Miscou Island (French: Île Miscou) is a Canadian island in the Gulf of St. Lawrence at the northeastern tip of Gloucester County, New Brunswick.

It is separated from neighbouring Lamèque Island to the southwest by the Miscou Channel with both islands forming Miscou Harbour. Lamèque Island and Miscou Island separate Chaleur Bay from the Gulf of Saint Lawrence.

The Miscou Channel is bridged between the community of Little Shippegan on Lamèque Island to the community of Miscou Harbour on Miscou Island by the 2000 metre Miscou Island Bridge which opened in 1996, replacing a cable ferry and physically connecting Route 113.

The Miscou Island area was one of the first areas explored by Jacques Cartier in 1534 and was a fishing base for Basque fishermen in the same period. A Jesuit mission was established at Miscou Harbour in 1634. It was an important, although seasonal, port of commerce in its early years of European exploration of Canada.

Natives were allegedly frightened to go to the island due to their legendary GouGou monster which inhabited Miscou and which they feared greatly. The natives annually overcame their fear of the monster to set up seasonal hunting camps on the island.
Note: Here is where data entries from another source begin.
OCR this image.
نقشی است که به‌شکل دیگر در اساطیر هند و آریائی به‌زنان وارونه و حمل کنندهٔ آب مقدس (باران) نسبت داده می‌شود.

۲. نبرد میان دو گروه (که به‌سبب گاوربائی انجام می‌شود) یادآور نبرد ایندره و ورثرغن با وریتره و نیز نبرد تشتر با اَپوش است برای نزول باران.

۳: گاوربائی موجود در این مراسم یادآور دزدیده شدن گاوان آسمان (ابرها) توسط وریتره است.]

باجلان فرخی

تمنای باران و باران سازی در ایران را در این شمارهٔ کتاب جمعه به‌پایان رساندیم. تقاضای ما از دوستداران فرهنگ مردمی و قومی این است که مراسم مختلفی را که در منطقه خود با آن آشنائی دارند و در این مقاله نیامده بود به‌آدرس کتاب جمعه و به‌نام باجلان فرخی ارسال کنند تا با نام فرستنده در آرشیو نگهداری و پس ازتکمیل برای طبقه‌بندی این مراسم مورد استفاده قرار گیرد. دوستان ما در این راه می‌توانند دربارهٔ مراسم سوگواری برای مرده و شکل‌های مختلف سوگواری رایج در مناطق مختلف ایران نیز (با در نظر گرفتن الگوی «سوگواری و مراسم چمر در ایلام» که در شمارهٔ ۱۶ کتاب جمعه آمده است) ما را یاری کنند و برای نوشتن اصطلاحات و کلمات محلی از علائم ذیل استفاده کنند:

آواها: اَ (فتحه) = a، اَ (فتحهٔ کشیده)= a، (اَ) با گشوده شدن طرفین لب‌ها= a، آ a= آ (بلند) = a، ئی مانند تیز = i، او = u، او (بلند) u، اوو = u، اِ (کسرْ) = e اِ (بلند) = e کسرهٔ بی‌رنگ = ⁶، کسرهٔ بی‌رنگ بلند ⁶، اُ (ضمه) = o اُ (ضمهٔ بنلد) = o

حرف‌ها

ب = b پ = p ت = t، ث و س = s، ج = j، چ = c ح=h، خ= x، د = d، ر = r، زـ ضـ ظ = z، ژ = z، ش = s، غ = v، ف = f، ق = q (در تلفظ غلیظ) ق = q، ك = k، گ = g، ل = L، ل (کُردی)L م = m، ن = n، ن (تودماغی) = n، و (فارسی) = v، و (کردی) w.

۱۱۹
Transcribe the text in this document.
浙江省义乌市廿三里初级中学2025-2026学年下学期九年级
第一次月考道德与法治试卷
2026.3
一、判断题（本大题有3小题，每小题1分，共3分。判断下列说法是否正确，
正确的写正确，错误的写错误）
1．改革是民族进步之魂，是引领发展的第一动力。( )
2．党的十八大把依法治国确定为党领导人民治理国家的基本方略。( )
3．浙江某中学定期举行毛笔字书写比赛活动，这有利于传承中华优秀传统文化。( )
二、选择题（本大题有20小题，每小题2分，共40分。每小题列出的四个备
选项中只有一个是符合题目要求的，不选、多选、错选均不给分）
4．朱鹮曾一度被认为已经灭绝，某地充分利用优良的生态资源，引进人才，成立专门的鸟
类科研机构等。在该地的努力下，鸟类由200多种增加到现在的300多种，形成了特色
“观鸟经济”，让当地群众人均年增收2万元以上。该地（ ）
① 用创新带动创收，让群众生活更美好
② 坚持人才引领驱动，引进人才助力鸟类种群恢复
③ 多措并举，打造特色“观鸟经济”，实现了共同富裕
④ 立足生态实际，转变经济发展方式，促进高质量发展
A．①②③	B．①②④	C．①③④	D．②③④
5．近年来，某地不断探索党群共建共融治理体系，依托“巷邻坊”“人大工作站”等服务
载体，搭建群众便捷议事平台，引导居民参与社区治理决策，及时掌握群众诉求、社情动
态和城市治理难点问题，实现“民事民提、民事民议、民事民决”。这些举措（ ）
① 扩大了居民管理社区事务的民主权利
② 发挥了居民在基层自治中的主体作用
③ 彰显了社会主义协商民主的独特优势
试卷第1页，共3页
The first permanent settler was John Campbell who emigrated from Scotland and moved there around 1817. Soon after came Robert Harper, John Marks, Thomas Cowan and Andrew Wilson, the first 3 of which married Campbell's daughters. They were followed by fishermen from the Isle of Jersey and then Acadians who settled on arable lands.

On April 28, 1939, Vladimir Kokkinaki, flying a Russian monoplane made an emergency crash landing on the island, while attempting a non-stop flight from Moscow to New York, later known as the "Moscow-Miscou" flight.